Thursday, November 8


It used to bother me when people merely called themselves "spiritual" rather than admitting to an association with some particular sect of Christianity (and I say Christianity rather than organized religion because the passage of my life from northern Minnesota to a Jesuit university in eastern Washington has generally kept me in closest proximity to and contact with people of that religious background). It seemed like a more socially acceptable answer than agnosticism or struck me as an excuse for not regularly attending any organized service. In my more charitable moods, when I was not suspecting the other of implied dishonesty or laziness, spirituality felt like a cop-out, an intentional vagary to avoid insulting anyone. Spirituality, to me, was the refuge of those educated enough to be aware of other religions and not hold them in seething hatred for taking grape juice instead of wine or believing that it was a symbol of Jesus' presence at the service rather than the Blood itself. They were aware of the great diversity even within the Christian tradition alone and did not want to risk causing offense by suggesting in the smallest manner that their tradition was superior, especially differences seem so insignificant.
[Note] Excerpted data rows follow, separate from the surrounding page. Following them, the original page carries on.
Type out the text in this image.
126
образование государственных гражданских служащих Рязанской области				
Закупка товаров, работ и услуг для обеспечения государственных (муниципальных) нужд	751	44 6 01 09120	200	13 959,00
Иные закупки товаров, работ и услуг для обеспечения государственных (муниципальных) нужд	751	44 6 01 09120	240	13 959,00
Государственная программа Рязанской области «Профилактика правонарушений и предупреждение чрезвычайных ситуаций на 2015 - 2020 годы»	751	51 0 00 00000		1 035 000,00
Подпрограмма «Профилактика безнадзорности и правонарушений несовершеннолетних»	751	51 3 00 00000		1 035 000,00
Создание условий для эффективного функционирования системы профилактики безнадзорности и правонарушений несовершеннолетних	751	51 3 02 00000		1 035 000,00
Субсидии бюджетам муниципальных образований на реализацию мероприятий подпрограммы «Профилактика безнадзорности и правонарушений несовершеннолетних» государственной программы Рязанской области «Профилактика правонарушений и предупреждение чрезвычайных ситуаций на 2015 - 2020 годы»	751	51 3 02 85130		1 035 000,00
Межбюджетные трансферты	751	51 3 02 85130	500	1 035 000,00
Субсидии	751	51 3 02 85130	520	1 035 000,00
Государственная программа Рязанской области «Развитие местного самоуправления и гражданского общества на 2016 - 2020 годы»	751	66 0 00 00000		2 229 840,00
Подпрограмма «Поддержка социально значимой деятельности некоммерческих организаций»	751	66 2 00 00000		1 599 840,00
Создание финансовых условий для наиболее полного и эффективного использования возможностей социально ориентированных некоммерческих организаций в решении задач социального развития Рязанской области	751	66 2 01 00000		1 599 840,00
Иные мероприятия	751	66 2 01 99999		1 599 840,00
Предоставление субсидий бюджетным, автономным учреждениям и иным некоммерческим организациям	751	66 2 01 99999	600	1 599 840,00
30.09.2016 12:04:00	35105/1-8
But I write this because my views have changed. This post is to mark the evolution in my thought, as well as describe it. The more I read, the more I learn, the more I speak with other people on such things, the more I believe that it is perfectly possible to be a truly spiritual person, one who does not believe that any particular tradition exactly captures their experience of that which lies beyond the material world. Questions of religion and spirituality are big deals and should not be decided upon carelessly. If what there is does not work for you, they should be abstained from. If you cannot accept that all dualities are illusions or that all is one, bloody well stay from Buddhism in all its incarnations.

Still, though my tolerance has increased, this seems like an awfully difficult position to maintain. Now spirituality comes across to me as the religion of the academic who has not resorted to agnosticism or atheism. It is the choice of one has read their Lewis, Smith, Tillich, Chesterton and the apologists for every other faith and can not come to a decision as to which one is theirs yet they remain ensconced in the ivory tower. It pains me to write this because I do rather like the rationalism of Descartes and attendant optimism, but reason, and as important as that is to faith, can only take one so far. The experiential needs to be their as well. After every holy writing is read and discussed, religion must be dived into headfirst, too. Religion does not exist merely in the catechism or vedas or whatever other holy writings but in the mitzahs and Hajj as well.

I wrote this only a short paragraph ago, but I must reiterate it. Absolutely, I believe, it is possible to be a good spiritual person (spiritualist?) after having moving outside of the academic faith to the practical and still not finding that connection, but I keep my reservations that spirituality may too often be taken as the easy way out for those too timid to experience what the great faiths of the world have to offer.